Strangled creativity?

I haven’t blogged much since starting my PhD studies. In large part, this has been due to my busy schedule and, in general, adjusting to a new and very different lifestyle. But I don’t think that’s the only reason. I’ve been feeling less creative lately. Maybe my head is overcrowded with everything else I’m trying to retain, maybe I’m just too tired all the time to think creatively, but either way, it’s not a good thing. I think it’s about time for me to sit down and re-evaluate some things. After all, thinking creativity should in turn benefit my critical thinking and writing, right? Grr…

Regardless, I should probably try to blog more, if for no other reason than to try and respark my creativity.

I’m baacckkkkk!

Okay, so I took a two-month break. Sue me. I was enjoying every precious second I had left in the glorious city of DC. Now I am living in the less-than-exciting state of Michigan (although it has yet to become the icy wasteland I previously predicted).

On the bright side, school has begun and I’m enjoying it so far. I’m studying social networks and online communities Michigan State’s Media & Information Studies PhD program. I cannot begin to express how amazing it is to work with experts in your field, where you no longer have to second-guess yourself because you have no one more knowledgeable about the subject matter than yourself. Now I am not only being taught by experts, but in some cases, by the people I cited most heavily during my thesis research (i.e., Joe Walther, Nicole Ellison, Cliff Lampe, Chip Steinfield, among others).
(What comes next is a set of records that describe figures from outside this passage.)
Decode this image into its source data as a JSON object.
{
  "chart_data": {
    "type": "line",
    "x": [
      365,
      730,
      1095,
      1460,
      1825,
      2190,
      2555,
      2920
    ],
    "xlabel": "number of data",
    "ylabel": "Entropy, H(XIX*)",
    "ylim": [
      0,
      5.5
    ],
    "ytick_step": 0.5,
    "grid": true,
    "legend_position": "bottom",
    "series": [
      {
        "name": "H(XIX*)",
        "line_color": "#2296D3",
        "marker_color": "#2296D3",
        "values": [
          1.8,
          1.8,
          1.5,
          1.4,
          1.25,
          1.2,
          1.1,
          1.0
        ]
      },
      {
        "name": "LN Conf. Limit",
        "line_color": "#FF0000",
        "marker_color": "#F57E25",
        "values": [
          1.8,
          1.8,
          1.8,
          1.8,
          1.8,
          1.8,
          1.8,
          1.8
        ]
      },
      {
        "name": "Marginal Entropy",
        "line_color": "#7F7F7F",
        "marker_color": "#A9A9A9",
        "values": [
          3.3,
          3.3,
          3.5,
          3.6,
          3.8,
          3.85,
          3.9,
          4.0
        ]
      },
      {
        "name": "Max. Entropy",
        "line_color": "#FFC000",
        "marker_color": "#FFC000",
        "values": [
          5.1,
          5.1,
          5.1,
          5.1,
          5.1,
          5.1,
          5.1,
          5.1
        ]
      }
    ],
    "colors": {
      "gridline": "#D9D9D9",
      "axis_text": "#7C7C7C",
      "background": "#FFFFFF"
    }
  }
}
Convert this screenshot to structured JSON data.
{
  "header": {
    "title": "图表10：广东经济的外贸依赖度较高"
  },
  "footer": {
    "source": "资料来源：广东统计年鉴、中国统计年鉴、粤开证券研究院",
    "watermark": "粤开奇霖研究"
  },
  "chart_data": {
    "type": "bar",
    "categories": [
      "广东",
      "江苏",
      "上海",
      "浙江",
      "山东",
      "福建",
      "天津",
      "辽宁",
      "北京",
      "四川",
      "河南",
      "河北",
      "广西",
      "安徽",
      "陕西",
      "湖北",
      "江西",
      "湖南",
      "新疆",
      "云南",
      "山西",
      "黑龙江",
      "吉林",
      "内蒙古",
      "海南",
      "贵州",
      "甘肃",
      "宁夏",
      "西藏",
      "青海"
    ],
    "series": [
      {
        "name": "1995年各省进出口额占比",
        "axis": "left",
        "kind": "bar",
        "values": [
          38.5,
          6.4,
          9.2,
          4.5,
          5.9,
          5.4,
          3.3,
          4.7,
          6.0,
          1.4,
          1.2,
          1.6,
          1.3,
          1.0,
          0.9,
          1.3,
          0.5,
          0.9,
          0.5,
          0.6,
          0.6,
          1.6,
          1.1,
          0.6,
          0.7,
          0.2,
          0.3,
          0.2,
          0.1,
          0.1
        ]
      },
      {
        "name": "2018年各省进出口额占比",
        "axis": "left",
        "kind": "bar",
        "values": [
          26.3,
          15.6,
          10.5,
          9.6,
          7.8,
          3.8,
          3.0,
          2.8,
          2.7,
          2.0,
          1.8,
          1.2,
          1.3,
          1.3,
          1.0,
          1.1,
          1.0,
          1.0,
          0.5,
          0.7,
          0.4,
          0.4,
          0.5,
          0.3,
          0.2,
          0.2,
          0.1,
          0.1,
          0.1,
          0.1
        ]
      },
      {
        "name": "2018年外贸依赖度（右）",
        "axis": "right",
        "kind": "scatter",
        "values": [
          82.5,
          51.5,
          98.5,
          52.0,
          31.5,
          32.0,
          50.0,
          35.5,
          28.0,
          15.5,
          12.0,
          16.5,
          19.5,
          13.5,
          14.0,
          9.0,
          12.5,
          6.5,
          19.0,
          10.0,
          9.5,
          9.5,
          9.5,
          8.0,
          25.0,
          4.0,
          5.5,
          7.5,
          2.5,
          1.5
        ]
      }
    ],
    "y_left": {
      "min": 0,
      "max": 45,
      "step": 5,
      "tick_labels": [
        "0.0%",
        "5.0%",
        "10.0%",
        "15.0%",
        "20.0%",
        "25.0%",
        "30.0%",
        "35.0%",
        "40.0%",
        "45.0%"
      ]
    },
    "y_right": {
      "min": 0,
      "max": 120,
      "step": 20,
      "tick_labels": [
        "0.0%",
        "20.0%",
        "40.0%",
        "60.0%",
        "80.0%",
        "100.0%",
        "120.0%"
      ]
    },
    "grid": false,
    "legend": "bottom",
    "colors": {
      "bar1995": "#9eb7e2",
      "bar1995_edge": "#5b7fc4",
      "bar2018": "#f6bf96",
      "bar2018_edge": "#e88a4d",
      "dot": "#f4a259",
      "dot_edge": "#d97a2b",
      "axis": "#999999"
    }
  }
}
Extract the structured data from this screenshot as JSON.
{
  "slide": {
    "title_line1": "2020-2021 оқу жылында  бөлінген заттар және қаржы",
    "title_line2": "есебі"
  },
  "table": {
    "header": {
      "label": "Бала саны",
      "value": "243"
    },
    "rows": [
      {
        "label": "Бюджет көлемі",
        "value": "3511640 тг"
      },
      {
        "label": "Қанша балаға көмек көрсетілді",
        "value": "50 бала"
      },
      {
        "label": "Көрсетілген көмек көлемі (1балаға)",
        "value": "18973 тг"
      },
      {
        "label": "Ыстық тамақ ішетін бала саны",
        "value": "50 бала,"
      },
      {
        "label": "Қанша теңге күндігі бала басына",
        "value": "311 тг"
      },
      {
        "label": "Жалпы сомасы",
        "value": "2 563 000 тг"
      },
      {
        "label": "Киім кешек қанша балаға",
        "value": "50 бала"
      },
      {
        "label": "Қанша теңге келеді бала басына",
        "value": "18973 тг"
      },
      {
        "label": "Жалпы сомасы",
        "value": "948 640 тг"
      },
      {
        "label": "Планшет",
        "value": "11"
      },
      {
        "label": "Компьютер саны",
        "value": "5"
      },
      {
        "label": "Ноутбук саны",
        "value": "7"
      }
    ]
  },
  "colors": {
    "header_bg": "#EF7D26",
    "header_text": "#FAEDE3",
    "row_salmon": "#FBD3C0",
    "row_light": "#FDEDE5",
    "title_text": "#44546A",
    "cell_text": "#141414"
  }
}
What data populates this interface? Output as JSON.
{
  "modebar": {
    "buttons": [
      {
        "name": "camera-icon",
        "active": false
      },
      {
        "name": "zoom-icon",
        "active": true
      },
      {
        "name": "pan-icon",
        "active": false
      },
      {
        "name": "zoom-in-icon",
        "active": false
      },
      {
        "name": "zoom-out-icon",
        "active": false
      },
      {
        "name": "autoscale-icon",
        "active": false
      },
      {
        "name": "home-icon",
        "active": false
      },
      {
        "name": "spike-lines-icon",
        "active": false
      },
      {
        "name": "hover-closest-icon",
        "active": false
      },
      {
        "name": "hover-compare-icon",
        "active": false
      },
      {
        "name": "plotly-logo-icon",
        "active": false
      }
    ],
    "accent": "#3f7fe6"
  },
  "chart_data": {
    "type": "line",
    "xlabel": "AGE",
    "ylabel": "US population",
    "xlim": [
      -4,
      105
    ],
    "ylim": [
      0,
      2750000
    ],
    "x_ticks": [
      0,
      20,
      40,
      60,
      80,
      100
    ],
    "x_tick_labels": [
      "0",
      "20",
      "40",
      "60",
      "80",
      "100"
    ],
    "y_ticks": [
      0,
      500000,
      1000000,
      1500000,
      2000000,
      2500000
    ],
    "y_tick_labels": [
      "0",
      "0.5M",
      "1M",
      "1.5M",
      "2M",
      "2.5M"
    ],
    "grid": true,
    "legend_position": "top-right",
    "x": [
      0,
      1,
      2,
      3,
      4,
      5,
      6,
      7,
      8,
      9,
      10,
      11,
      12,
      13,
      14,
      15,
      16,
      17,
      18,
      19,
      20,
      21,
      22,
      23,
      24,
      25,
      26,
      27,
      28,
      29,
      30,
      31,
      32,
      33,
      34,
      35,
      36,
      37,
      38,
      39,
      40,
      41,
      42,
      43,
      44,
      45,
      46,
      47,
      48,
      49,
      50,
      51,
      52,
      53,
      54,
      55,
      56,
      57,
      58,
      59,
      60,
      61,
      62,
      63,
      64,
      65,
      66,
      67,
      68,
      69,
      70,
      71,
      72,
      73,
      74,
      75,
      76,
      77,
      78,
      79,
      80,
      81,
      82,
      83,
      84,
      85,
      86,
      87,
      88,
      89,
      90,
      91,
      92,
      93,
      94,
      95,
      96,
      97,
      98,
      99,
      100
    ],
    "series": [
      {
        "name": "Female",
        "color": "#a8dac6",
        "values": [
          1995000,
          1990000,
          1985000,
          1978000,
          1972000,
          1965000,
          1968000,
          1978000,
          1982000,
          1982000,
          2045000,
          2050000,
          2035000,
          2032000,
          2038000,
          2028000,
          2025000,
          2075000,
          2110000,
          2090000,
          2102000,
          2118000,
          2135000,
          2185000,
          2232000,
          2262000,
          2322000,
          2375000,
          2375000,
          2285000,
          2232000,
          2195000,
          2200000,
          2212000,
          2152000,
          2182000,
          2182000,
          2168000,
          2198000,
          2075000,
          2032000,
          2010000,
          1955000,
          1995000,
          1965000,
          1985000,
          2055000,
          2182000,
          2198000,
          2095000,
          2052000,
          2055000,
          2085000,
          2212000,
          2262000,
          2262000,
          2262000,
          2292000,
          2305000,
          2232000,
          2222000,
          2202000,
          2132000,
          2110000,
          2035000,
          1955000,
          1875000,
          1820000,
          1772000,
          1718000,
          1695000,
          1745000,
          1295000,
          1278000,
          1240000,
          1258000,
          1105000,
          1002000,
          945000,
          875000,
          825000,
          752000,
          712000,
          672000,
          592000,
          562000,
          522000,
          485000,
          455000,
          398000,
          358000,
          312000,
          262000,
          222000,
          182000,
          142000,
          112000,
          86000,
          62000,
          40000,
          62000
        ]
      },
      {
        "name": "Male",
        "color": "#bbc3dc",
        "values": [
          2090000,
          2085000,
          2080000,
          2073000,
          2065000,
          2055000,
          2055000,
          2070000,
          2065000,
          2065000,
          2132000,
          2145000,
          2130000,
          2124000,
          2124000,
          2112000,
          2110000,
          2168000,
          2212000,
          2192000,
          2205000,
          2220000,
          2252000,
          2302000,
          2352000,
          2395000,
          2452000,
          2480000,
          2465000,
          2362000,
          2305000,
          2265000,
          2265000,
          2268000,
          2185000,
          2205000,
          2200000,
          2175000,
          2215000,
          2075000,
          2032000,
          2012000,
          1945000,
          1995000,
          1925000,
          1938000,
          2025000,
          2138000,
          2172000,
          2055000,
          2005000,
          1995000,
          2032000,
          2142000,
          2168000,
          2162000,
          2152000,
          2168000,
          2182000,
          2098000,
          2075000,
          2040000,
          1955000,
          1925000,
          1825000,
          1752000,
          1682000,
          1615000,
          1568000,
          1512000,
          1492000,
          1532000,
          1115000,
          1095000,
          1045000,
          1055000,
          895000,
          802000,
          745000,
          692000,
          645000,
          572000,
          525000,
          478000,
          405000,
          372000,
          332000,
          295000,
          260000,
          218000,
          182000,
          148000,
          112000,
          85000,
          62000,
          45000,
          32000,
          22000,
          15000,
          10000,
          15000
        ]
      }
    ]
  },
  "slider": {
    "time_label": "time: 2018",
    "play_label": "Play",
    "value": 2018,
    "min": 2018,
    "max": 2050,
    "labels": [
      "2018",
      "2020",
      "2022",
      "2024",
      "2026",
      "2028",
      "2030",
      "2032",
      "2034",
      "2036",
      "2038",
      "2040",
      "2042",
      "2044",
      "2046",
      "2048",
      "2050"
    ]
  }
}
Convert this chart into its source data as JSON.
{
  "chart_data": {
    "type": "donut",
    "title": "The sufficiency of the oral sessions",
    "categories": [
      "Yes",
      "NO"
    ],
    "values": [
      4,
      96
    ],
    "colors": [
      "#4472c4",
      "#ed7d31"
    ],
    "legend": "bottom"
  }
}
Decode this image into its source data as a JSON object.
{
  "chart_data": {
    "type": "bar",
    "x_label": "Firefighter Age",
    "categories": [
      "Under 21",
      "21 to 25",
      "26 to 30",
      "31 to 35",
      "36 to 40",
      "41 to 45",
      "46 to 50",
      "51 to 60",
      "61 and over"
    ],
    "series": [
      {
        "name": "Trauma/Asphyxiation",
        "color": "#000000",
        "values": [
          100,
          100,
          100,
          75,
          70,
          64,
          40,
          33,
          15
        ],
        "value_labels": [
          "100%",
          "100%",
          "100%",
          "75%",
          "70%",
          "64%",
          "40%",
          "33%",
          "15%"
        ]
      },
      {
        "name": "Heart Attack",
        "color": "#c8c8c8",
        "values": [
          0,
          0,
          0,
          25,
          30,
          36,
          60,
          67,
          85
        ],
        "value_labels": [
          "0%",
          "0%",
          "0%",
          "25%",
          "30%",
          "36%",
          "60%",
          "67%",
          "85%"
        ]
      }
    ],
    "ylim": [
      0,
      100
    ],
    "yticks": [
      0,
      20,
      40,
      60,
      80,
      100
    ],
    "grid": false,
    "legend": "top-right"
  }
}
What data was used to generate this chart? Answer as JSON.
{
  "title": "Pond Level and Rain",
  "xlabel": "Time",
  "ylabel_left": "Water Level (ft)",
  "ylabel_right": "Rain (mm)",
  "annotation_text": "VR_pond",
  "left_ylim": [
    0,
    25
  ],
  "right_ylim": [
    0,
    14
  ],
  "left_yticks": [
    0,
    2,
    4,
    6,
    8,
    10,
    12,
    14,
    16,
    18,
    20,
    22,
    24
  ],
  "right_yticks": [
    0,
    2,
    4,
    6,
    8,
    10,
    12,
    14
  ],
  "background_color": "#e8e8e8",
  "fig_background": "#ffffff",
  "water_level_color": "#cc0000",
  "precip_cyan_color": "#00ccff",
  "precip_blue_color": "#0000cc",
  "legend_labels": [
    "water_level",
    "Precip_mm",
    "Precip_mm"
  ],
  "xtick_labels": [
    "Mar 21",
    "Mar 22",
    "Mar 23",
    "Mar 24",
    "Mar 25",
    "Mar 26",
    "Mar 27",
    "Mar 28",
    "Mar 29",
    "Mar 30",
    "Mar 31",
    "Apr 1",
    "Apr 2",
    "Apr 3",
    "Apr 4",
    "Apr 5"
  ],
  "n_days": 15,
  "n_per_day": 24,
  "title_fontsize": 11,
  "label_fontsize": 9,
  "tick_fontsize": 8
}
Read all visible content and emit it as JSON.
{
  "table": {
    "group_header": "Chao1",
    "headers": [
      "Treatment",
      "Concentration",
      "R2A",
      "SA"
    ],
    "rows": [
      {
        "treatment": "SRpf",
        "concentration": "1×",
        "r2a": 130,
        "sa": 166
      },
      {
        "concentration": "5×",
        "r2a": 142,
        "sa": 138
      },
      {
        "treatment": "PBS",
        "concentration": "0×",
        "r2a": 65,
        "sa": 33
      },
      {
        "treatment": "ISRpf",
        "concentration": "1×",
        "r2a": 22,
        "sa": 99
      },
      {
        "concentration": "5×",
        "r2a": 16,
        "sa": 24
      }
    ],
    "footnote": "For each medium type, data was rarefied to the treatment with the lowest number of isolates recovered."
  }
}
So keep your fingers crossed that Lansing grows on me like a dirty fungus and that I don’t crack under the pressures of “PhD paralysis.”
I’ll be trying to update this blog regularly with interesting posts related to my research.

Oh the joys of choosing a place to live (and research) for four long years …

I’m in the middle of deciding which school I want to attend for my PhD. Sometimes, I wish the schools had made it easy for me by only accepting me at one place, so then the decision would be made for me; but alas, that is not the case. So now I am visiting them to meet faculty, see the location (which, of course, is typically in the middle of nowhere) and try and figure out if I can tolerate the place for at least four years.


Tomorrow I fly to Michigan, and I must admit, I’m a little nervous at the prospect of living in the Midwest for four years. I like a little snow, but I don’t think I’m prepared for the winters they have along the Great Lakes. This (left) is what I think of when I think of the northern parts of the U.S., and in some cases, I may not be too far off. Okay, fine, I’m probably far off everywhere except northern Alaska. But still! I’ve been spoiled by living in the Mid-Atlantic and the South my whole life. I’ve never put chains on my tires. In fact, I try to avoid driving whenever there’s even a chance of snow!

So here’s my dilemma. What criteria do I use to choose a program and how much weight do I give to each factor? Location is important, but so is the strength of the program. Will it help me more to get a job if I go to the ivy league school with the ok program or the ok school with the better-known program? Should I go where the professor I want to work with is regardless of other factors, or should I put my ability to survive in that city first?

This is what I have been thinking about the last few weeks, and probably what I will continue to think about over the next month, as I try to make my final decision while finishing my master’s thesis. So if you have been through this before, I would love to hear your advice/story/etc. Anything to aid me in making this rather important decision.